Now, compute $$p\, e_1\, q^{-1} = pq^{-1} = (p_3 q_3 + p_4 q_4) + (-p_3 q_4 + p_4 q_3)i$$ and likewise $$p\, e_2\, q^{-1} = piq^{-1} = (-p_3 q_4 + p_4 q_3) + (-p_3 q_3 - p_4 q_4)i.$$

It follows that the matrix of the transformation $e_n \mapsto p e_n \, q^{-1}$ is given by $\begin{bmatrix} p_3 q_3 + p_4 q_4 & -p_3 q_4 + p_4 q_3\\ -p_3 q_4 + p_4 q_3 & -p_3 q_3 - p_4 q_4 \end{bmatrix},$ which has determinant $-(p_3^2 + p_4^2)(q_3^2 + q_4^2) =-1$ (with thanks, again, to Wolfram alpha).

In other words, when $q_0 = q_1 = 0$, we get an orientation reversing map of the plane, so it doesn't map the oriented plane to itself.
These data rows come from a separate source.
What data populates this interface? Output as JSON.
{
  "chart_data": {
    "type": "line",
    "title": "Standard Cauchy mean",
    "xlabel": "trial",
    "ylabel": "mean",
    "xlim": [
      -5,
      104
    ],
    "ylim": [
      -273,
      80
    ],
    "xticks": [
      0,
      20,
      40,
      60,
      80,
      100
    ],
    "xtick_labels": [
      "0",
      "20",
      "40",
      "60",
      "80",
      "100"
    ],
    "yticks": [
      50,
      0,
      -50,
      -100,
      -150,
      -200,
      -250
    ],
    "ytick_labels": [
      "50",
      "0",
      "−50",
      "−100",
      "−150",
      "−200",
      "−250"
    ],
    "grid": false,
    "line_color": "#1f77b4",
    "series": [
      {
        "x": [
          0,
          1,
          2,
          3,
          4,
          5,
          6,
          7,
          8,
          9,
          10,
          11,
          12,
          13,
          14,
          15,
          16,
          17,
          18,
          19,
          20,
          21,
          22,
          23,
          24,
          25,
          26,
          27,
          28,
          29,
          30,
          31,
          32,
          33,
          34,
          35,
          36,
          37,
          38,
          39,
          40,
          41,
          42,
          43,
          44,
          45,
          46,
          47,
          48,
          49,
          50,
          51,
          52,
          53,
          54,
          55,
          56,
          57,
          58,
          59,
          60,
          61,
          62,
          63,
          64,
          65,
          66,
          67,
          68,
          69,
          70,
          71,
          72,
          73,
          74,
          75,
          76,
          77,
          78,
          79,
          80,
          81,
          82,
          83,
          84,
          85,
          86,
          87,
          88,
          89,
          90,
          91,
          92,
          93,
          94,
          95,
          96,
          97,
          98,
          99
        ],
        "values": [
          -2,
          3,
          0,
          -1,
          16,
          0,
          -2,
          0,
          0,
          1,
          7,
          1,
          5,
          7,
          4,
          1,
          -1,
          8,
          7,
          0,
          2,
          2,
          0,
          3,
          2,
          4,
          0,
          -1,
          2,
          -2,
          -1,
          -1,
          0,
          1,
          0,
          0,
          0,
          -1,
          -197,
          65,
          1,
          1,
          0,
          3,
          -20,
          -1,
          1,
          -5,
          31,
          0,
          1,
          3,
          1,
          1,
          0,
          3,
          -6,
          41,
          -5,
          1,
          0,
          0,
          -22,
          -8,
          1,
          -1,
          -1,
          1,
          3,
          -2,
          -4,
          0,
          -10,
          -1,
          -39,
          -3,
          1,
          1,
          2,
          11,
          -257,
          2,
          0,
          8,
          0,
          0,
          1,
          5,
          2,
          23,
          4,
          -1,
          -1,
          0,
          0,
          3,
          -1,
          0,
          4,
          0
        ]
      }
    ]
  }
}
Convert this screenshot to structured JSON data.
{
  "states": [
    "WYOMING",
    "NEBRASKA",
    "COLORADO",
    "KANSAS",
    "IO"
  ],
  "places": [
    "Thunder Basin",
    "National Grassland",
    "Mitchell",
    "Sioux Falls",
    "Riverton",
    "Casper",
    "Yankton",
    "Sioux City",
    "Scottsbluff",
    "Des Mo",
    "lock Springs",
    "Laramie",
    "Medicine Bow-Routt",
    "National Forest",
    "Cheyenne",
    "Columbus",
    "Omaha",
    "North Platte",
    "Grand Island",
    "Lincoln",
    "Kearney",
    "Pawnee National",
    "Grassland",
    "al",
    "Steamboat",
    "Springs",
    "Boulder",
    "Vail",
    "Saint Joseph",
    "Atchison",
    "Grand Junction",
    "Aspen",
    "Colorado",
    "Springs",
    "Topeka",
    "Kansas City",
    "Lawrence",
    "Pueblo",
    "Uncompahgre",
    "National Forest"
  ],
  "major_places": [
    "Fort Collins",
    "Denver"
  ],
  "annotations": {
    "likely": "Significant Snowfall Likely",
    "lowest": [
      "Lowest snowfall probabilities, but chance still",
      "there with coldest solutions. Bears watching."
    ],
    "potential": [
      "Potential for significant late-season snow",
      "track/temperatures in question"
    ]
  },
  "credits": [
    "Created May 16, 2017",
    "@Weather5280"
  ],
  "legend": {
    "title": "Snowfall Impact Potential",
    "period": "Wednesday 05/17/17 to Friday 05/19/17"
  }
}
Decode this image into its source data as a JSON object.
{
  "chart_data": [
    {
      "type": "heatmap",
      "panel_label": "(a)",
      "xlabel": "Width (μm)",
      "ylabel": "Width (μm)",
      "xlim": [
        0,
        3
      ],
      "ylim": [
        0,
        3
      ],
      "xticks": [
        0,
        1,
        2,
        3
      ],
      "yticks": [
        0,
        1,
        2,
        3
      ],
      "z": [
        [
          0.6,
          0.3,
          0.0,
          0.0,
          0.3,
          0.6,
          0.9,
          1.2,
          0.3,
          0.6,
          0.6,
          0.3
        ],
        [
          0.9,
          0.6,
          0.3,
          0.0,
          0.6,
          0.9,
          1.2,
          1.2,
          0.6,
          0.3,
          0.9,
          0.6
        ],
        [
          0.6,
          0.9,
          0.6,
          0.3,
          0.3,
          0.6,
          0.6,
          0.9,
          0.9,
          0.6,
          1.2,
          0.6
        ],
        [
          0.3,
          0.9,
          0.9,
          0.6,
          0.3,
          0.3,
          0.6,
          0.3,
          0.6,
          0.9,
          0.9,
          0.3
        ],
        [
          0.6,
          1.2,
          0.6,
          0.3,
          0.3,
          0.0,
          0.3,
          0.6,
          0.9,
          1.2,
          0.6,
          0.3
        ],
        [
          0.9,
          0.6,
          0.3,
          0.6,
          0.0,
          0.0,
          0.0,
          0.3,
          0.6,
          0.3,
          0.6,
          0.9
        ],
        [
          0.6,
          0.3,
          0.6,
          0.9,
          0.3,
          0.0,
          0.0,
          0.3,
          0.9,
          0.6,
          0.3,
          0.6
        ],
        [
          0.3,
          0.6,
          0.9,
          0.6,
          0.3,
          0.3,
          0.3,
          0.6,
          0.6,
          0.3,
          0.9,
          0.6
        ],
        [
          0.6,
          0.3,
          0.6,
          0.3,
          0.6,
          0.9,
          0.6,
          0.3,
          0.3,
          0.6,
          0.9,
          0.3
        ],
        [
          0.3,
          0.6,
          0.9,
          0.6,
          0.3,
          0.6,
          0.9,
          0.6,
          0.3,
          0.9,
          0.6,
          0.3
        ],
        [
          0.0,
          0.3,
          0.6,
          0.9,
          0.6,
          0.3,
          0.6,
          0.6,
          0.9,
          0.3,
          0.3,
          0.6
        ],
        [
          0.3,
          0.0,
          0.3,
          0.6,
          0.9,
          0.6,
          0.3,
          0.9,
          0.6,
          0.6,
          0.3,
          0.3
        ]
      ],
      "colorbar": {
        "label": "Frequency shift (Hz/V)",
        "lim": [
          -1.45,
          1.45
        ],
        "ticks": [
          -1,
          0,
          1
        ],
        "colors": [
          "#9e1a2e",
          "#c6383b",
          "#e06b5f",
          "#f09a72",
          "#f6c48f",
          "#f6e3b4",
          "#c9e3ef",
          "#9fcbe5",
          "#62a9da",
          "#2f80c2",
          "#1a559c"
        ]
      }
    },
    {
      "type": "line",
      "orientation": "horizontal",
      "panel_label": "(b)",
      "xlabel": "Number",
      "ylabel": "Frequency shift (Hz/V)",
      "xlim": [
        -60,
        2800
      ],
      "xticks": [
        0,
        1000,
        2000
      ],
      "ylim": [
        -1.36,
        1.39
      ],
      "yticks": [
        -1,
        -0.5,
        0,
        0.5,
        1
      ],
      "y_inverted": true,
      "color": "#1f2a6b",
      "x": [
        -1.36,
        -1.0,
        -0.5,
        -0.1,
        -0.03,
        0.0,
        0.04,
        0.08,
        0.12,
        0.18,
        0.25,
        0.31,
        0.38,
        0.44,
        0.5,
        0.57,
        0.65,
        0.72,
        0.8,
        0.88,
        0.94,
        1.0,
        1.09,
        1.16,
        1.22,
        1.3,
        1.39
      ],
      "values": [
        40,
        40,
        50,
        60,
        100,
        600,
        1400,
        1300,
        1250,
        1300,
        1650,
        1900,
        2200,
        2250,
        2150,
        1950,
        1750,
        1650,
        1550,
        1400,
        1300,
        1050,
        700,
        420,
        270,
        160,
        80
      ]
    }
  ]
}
This gets rid of that case.

Thus, we are left with the case that $q_2 = q_3 = 0$. In other words, $q = q_0 + q_1 i \in S^1\subseteq S^3$. It's not too hard to see using the $4\times 4$ matrix above that $p_2 = p_3 = 0$, so $P$ has this form. All this shows that $G_E\subseteq S^1\times S^1$.

Thus, to conclude the problem, we must show that $S^1\times S^1\subseteq G_E$. Or, said another way, for any element of the form $(e^{i\theta}, e^{i\phi})\in S^3\times S^3$, that $e^{i\theta} P q^{-i\phi} = P$ where $P$ is the oriented plane $\operatorname{span}\{e_0, e_1\}$. I will leave that calculation to you.